Der Auszubildende zum Metallbauer erlitt mit seinem Motorrad auf dem Weg von seiner Arbeitsstelle nach Hause einen Unfall, da ihm ein Auto die Vorfahrt genommen hatte. Er trug Verletzungen an beiden Füßen sowie am rechten Handgelenk davon. Alles kein Problem, mag man meinen. Doch zum Unfallzeitpunkt war der Mann bereits 1,4 km vom direkten üblichen Heimweg abgewichen. Deshalb weigerte sich die Berufsgenossenschaft, den Unfall entsprechend als Arbeitsunfall anzuerkennen. Es sei zwar nach ihren Ermittlungen zutreffend, dass an dem Unfalltag auf der betreffenden Autobahn ein Stau gewesen sei, jedoch sei der von dem Azubi gewählte Weg verkehrsbedingt nicht nachzuvollziehen. Der Auszubildende sah das anders und meinte, dass sich durch den Stau auf der Autobahn auch auf anderen Straßen ein erheblicher Rückstau gebildet hatte, weshalb er lediglich verkehrsbedingt einen Bogen gefahren sei, um nach Hause zu kommen.

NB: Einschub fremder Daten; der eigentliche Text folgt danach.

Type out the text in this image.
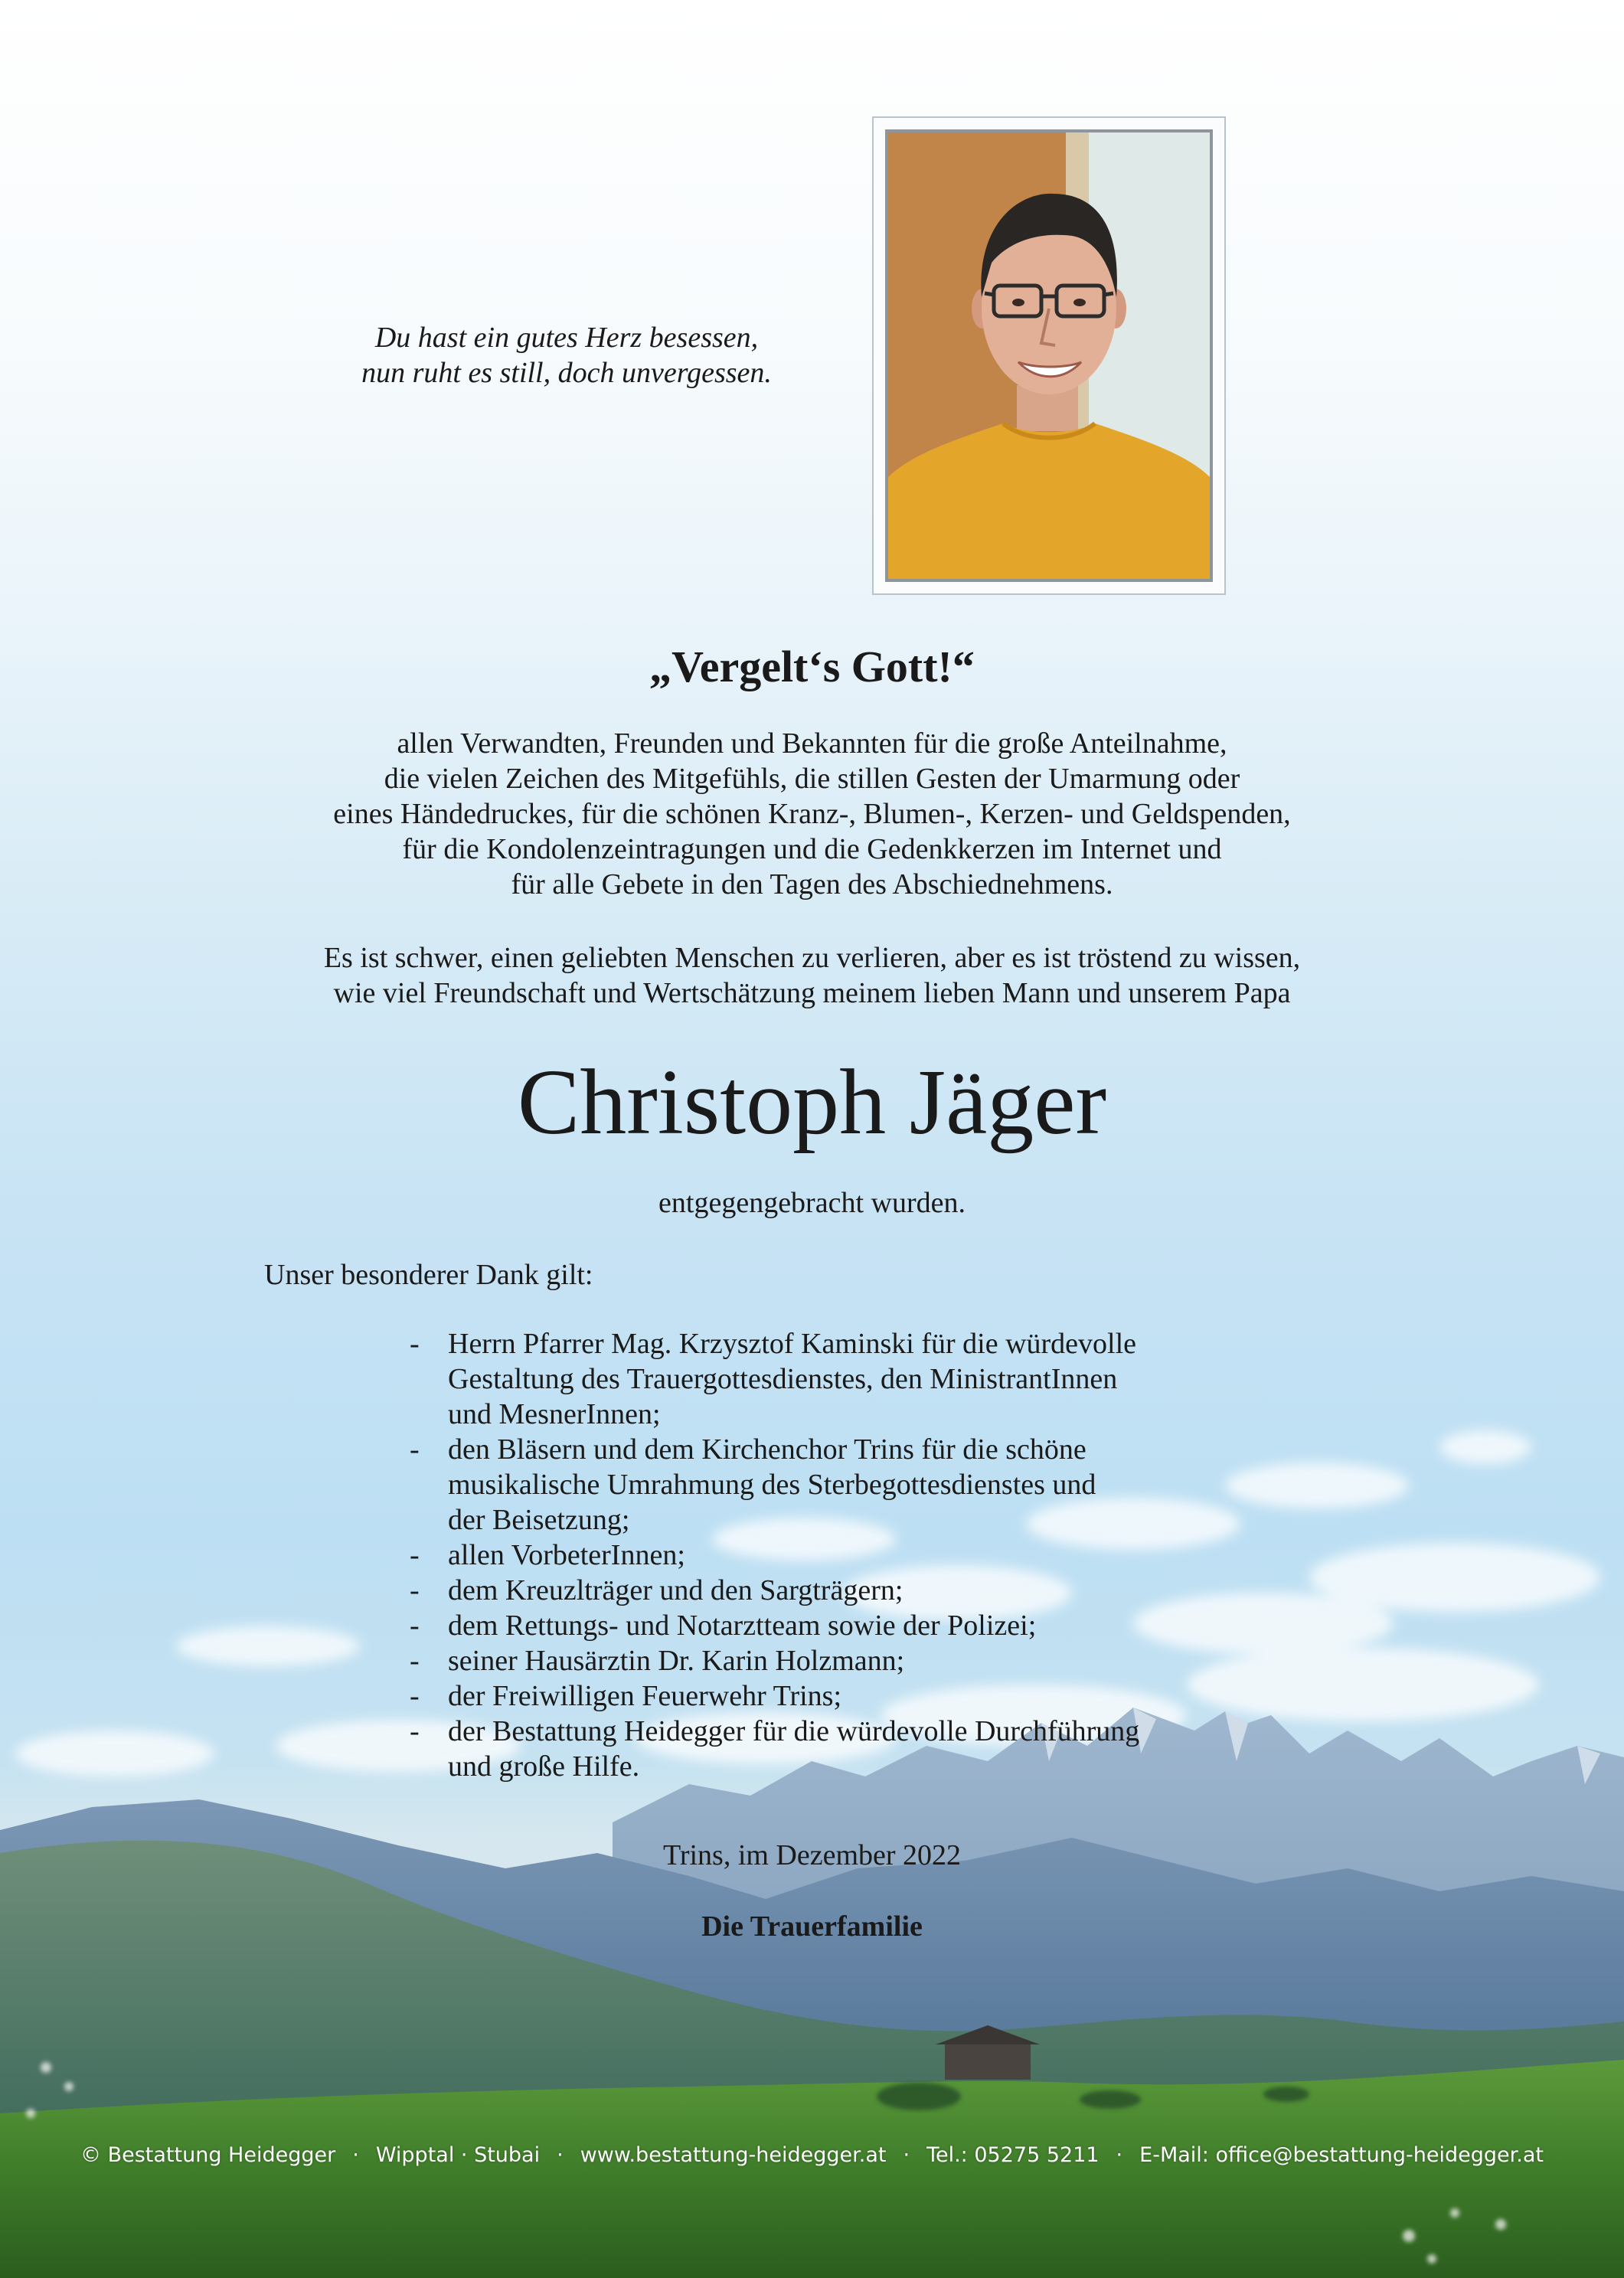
Du hast ein gutes Herz besessen,
nun ruht es still, doch unvergessen.
„Vergelt‘s Gott!“
allen Verwandten, Freunden und Bekannten für die große Anteilnahme,
die vielen Zeichen des Mitgefühls, die stillen Gesten der Umarmung oder
eines Händedruckes, für die schönen Kranz-, Blumen-, Kerzen- und Geldspenden,
für die Kondolenzeintragungen und die Gedenkkerzen im Internet und
für alle Gebete in den Tagen des Abschiednehmens.
Es ist schwer, einen geliebten Menschen zu verlieren, aber es ist tröstend zu wissen,
wie viel Freundschaft und Wertschätzung meinem lieben Mann und unserem Papa
Christoph Jäger
entgegengebracht wurden.
Unser besonderer Dank gilt:
- Herrn Pfarrer Mag. Krzysztof Kaminski für die würdevolle
Gestaltung des Trauergottesdienstes, den MinistrantInnen
und MesnerInnen;
- den Bläsern und dem Kirchenchor Trins für die schöne
musikalische Umrahmung des Sterbegottesdienstes und
der Beisetzung;
- allen VorbeterInnen;
- dem Kreuzlträger und den Sargträgern;
- dem Rettungs- und Notarztteam sowie der Polizei;
- seiner Hausärztin Dr. Karin Holzmann;
- der Freiwilligen Feuerwehr Trins;
- der Bestattung Heidegger für die würdevolle Durchführung
und große Hilfe.
Trins, im Dezember 2022
Die Trauerfamilie
© Bestattung Heidegger · Wipptal · Stubai · www.bestattung-heidegger.at · Tel.: 05275 5211 · E-Mail: office@bestattung-heidegger.at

Schließlich musste das SG entscheiden.

Das SG schloss sich der Meinung der Berufsgenossenschaft an. Der Motorradfahrer hatte keinen durch die Wegeunfallversicherung geschützten Weg mehr zurückgelegt. Es wurden keine überzeugenden Gründe vorgelegt, die es rechtfertigen würden, den Auszubildenden unter den Schutz der Wegeunfallversicherung zu stellen.

Hinweis: Es besteht also kein gesetzlicher Unfallversicherungsschutz bei einer erheblich weitgefassten Umfahrung eines Staus.